Saisissant Mosè in Egitto à l’Opéra de Cologne
Pour la première fois dans son histoire, l’Opéra de Cologne montre « l’azione tragico-sacra » Mosè in Egitto de Gioachino Rossini. Musicalement et scéniquement, la production s’avère une grande réussite.
Dieu et toujours Dieu. C’est lui qui est à l’origine de cette histoire biblique tiré du livre de l’Exode. C’est lui qui arrange les choses, c’est lui qui prend les décisions que les hommes ne font qu’exécuter. Dieu le tout puissant, omniprésent, mais invisible. Invisible ? Pas vraiment. Dans cette production de Mosè in Egitto, signé Lotte de Beer et coproduit avec le festival de Bregenz, Dieu ne se cache pas. Il prend les habits des membres du groupe théâtral néerlandais « Hotel Modern » qui, tels des marionnettistes, tirent les ficelles. Au sens figuré d’abord, en se mêlant aux chanteurs pour les faire prendre telle ou telle pose ou leur montrer le chemin à prendre. Au sens propre aussi, car une bonne partie de l’action est représentée par des figurines, dont le jeu, créé et filmé en direct, est projeté sur un grand globe occupant le milieu de la scène. C’est simple et créatif à la fois (le passage de la Mer Rouge !), les images s’avérant souvent d’une touchante poésie. Sans parler du statisme de l’œuvre, problème résolu du même coup.
Musicalement aussi, cette production est une grande réussite. C’est d’abord grâce à David Parry, grand spécialiste du répertoire belcantiste, qui ose ici une lecture « historiquement informée » : peu de vibrato pour les cordes et un son assez sec pour les cuivres. Et pourtant, le résultat n’a rien d’académique. L’énergie, au contraire, que Parry insuffle aux musiciens porte une soirée pourtant longue d’environ trois heures. La distribution est dominée par les femmes. Ainsi, en Elcia, Mariangela Sicilia frôle la perfection. Dotée d’un timbre rond, au médium charnu et à l’aigu lumineux, elle déploie une virtuosité sans faille sans jamais sombrer dans la pure démonstration technique. Son grand air, au contraire, où l’Israélite renonce à son impossible amour pour le fils du pharaon, est l’un des moments les plus touchants de la soirée.
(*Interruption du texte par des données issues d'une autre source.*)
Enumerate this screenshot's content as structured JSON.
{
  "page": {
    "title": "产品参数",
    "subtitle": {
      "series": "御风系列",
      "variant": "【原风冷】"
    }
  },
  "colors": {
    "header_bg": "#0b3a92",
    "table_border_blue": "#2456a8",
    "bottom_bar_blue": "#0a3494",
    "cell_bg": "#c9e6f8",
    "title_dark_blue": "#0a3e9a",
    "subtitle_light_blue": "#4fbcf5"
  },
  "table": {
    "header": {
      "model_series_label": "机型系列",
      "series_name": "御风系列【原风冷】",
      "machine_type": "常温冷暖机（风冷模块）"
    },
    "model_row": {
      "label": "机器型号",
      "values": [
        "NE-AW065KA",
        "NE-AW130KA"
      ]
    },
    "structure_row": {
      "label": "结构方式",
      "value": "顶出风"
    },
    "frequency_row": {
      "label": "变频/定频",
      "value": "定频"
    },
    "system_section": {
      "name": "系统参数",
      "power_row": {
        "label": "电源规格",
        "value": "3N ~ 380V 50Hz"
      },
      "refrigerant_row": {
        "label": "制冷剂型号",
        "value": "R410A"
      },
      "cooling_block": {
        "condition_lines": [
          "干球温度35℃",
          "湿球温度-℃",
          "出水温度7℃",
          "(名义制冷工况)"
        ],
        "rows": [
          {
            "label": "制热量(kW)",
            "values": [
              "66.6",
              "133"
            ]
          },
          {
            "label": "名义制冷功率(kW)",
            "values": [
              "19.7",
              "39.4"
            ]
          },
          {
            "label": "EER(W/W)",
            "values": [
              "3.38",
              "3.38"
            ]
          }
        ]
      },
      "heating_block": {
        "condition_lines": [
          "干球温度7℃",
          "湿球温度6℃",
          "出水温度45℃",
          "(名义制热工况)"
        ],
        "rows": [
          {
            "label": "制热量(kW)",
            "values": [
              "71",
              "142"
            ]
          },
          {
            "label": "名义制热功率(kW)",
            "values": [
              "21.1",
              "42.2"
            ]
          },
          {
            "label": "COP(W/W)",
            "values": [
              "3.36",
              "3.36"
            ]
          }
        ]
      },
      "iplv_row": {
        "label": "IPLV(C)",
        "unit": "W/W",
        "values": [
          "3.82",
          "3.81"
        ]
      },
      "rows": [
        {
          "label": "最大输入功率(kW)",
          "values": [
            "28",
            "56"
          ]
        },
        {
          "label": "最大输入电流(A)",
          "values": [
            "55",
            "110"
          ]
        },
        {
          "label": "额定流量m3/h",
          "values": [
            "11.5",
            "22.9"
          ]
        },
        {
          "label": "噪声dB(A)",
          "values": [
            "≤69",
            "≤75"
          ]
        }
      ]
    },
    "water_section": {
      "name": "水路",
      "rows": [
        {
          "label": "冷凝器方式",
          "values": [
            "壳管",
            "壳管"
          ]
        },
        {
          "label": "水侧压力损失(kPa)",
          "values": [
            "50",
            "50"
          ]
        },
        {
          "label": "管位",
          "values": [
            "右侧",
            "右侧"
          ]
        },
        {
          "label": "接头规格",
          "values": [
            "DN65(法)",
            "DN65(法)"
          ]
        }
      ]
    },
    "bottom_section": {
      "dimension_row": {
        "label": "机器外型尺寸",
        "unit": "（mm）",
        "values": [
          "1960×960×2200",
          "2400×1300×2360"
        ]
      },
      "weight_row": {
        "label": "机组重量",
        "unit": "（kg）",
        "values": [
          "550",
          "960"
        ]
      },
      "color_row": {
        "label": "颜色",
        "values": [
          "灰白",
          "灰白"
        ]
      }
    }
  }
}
Dans le rôle d’Amaltea, femme du pharaon, Adriana Bastidas-Gamboa triomphe d’une tessiture particulièrement meurtrière. Vocalises, aigus, notes piquées ou filées – rien ne pose problème à la mezzo colombienne dressant, quasiment en passant, le portrait d’une souveraine profondément humaine.
Osiride, ledit fils du pharaon, est, lui aussi, entre de bonnes mains. Si Anton Rositskiy ne dispose pas du timbre le plus enchanteur du monde, son savoir-faire technique force l’admiration. Sans difficulté apparente, il traverse un rôle pourtant périlleux, alliant puissance et souplesse, sans parler d’un (sur)aigu impressionnant. Au timbre un rien plus clair, Sunnyboy Dladla campe un Aronne tout aussi convaincant, nous gratifiant de superbes piani dans la fameuse prière du dernier acte. Celle-ci est entonnée, tout en douceur, par Ante Jerkunica, Mosè d’une belle autorité vocale, particulièrement à l’aise dans le registre grave. L’aigu, en revanche, sonne un peu forcé et les vocalises manquent de netteté. Cela vaut aussi pour le Pharaon de Joshua Bloom, voix tonitruante, dont l’émission uniforme et figée ne le prédispose pas au répertoire belcantiste. Mais cette erreur de distribution ne peut nuire au succès d’une soirée copieusement applaudie par un public visiblement content.